Bauer’s very rare combination of tangible judicial power and personal camaraderie with other concentration camp survivors put him in the position to actually do something about Nazis living karma-free internationally, though he was forced to hide his Jewish identity, homosexuality, and Holocaust-survivor status in order to get anything done. To this day, biographies of his life tend to downplay or completely erase his homosexuality.

Bauer’s long-game tactics took down one of the major coordinators of the genocide, Otto Adolf Eichman. Eichman literally helped arrange and manage the deportation of Jews into extermination camps. Eichmann was captured in 1945 by the US military but soon escaped to a sedate life in Argentina with the help of a Catholic bishop. Eichmann, like many other Nazi fugitives at the time, made little effort to hide himself or his history — part of the reason he was recaptured was his own son, Klaus, bragging to women about daddy being a Nazi and murderer. 

The rest of the reason was the patience of Bauer, who knew Nazi sympathizers in the West German judicial system would only protect Eichmann by tipping him off, or worse, helping move him with German money. 

So Bauer committed light treason. 

In violation of German law, Bauer bypassed his country’s intelligence entirely, reaching out directly to Israeli Mossad director Isser Harel with Eichmann’s exact location, a recent photo, and details on the family’s braggadocio. Israeli officials worked with Bauer’s tipsters to get Eichmann forcefully extradited for trial from Argentina to Israel — a place where compromised German officials, who initially tried to get Bauer in trouble instead of assisting with the prosecution of a Nazi, couldn’t interfere with justice. 

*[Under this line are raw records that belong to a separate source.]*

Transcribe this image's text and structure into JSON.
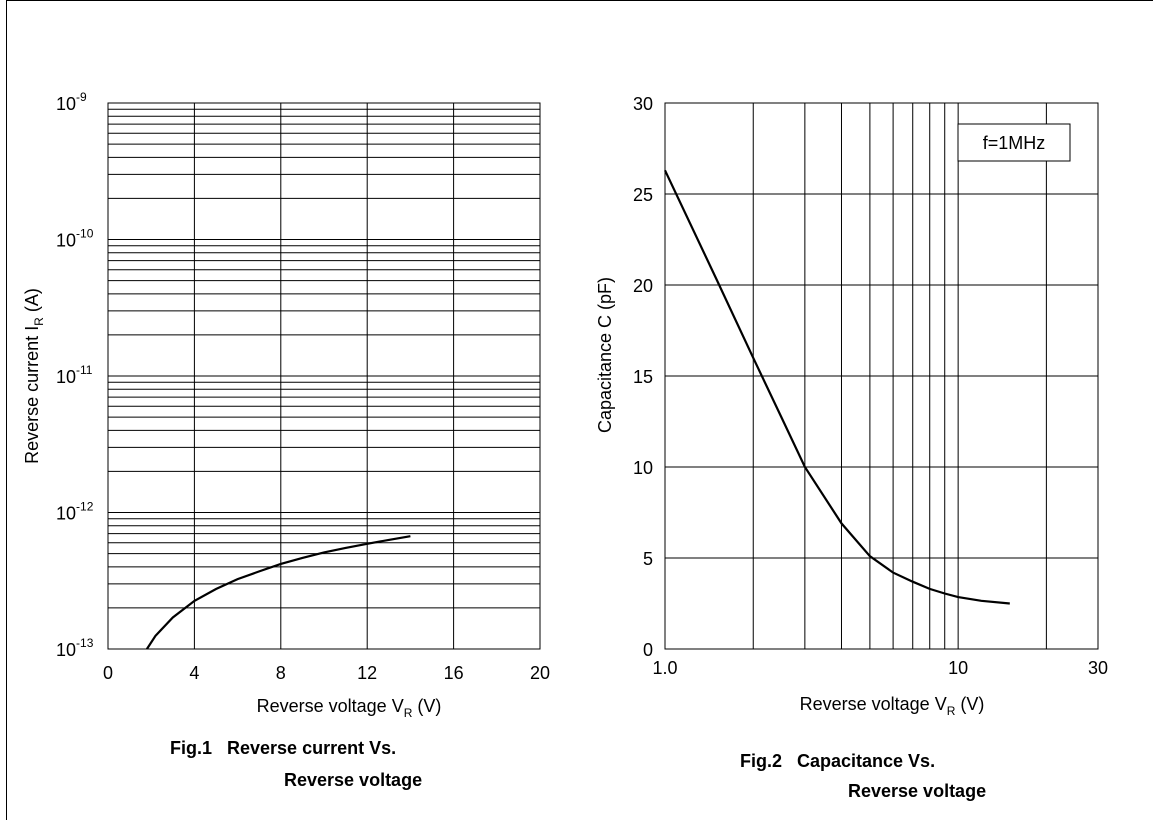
{
  "chart_data": [
    {
      "type": "line",
      "caption_line1": "Fig.1   Reverse current Vs.",
      "caption_line2": "Reverse voltage",
      "xlabel": "Reverse voltage  V",
      "xlabel_sub": "R",
      "xlabel_unit": " (V)",
      "ylabel": "Reverse current  I",
      "ylabel_sub": "R",
      "ylabel_unit": "  (A)",
      "x_scale": "linear",
      "y_scale": "log",
      "xlim": [
        0,
        20
      ],
      "ylim": [
        1e-13,
        1e-09
      ],
      "grid": true,
      "x_ticks": [
        0,
        4,
        8,
        12,
        16,
        20
      ],
      "x_tick_labels": [
        "0",
        "4",
        "8",
        "12",
        "16",
        "20"
      ],
      "y_ticks": [
        {
          "value": 1e-09,
          "base": "10",
          "exp": "-9"
        },
        {
          "value": 1e-10,
          "base": "10",
          "exp": "-10"
        },
        {
          "value": 1e-11,
          "base": "10",
          "exp": "-11"
        },
        {
          "value": 1e-12,
          "base": "10",
          "exp": "-12"
        },
        {
          "value": 1e-13,
          "base": "10",
          "exp": "-13"
        }
      ],
      "series": [
        {
          "x": [
            1.8,
            2.2,
            3,
            4,
            5,
            6,
            7,
            8,
            9,
            10,
            11,
            12,
            13,
            14
          ],
          "y": [
            1e-13,
            1.25e-13,
            1.7e-13,
            2.25e-13,
            2.75e-13,
            3.25e-13,
            3.7e-13,
            4.2e-13,
            4.65e-13,
            5.1e-13,
            5.5e-13,
            5.9e-13,
            6.3e-13,
            6.7e-13
          ]
        }
      ]
    },
    {
      "type": "line",
      "caption_line1": "Fig.2   Capacitance Vs.",
      "caption_line2": "Reverse voltage",
      "xlabel": "Reverse voltage  V",
      "xlabel_sub": "R",
      "xlabel_unit": "  (V)",
      "ylabel": "Capacitance  C  (pF)",
      "x_scale": "log",
      "y_scale": "linear",
      "xlim": [
        1,
        30
      ],
      "ylim": [
        0,
        30
      ],
      "grid": true,
      "x_ticks": [
        1,
        10,
        30
      ],
      "x_tick_labels": [
        "1.0",
        "10",
        "30"
      ],
      "x_grid": [
        2,
        3,
        4,
        5,
        6,
        7,
        8,
        9,
        10,
        20
      ],
      "y_ticks": [
        0,
        5,
        10,
        15,
        20,
        25,
        30
      ],
      "annotation": "f=1MHz",
      "series": [
        {
          "x": [
            1.0,
            1.5,
            2.0,
            2.5,
            3.0,
            4.0,
            5.0,
            6.0,
            7.0,
            8.0,
            9.0,
            10.0,
            12.0,
            15.0
          ],
          "y": [
            26.3,
            20.3,
            16.0,
            12.7,
            10.0,
            6.9,
            5.1,
            4.2,
            3.7,
            3.3,
            3.05,
            2.85,
            2.65,
            2.5
          ]
        }
      ]
    }
  ]
}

Eichmann was ultimately found guilty and executed for his participation in the mass extermination of millions of civilians. Back home, Bauer was accused of “fouling his own nest” and received death threats. 

Undeterred, Bauer pushed this victory further by certifying a class-action lawsuit now recognized as the Frankfurt Auschwitz Trials. Over the course of several years, the case brought formal charges against 22 members of the SS —the tiniest fraction of the estimated 7000+ Nazi-affiliated individuals believed to assist in running the death camps. 

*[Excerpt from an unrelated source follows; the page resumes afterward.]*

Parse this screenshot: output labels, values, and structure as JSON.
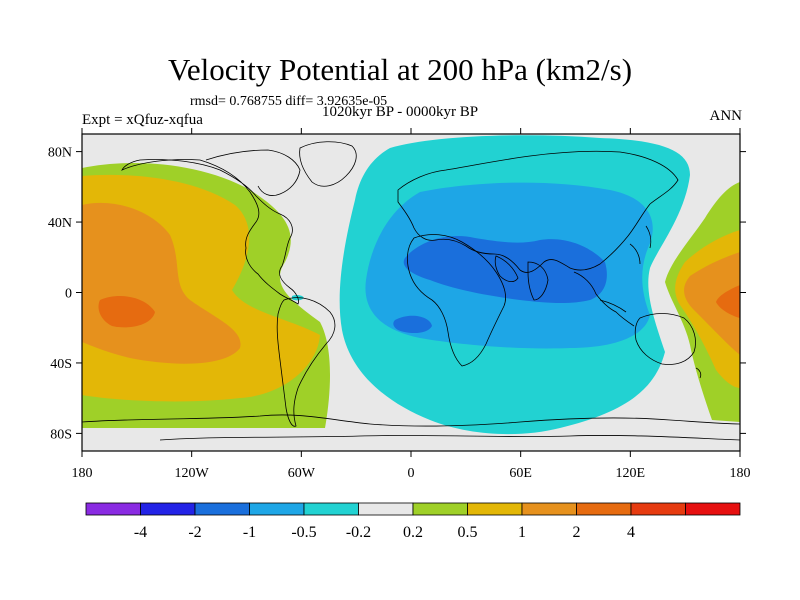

Though deemed a “failure” by Bauer himself, the trials were pivotal in alerting the world to the secretive, but at that point still broadly covered-up, machinations of the SS. The testimony of the 22 defendants and 800+ sources interviewed across a half-decade of pretrial research became the backbone of our global understanding of what unchecked fascist rule truly looks like. They are preserved in UNESCO’s Memory of the World archives. 

When not trailing and convicting Nazis, Bauer quietly attempted to move the dial of progress by advocating for the decriminalization of homosexuality in the German penal code. In the 1950s and 60s, it was an outright crime to simply identify as gay or queer, with additional charges for participating in same-sex activities.

Bauer was found dead in his own bathtub in 1968 at the age of 64 in what was deemed “suspicious circumstances.” A coroner’s report asserted that Bauer had accidentally died of a combination of sleeping pills and alcohol — not impossible for a man in the highest stress position imaginable. But colleagues at his Humanist Union and in the larger social justice community wondered if, given the years of death threats, Bauer had not perhaps been killed by people who had already proven themselves to be murderers.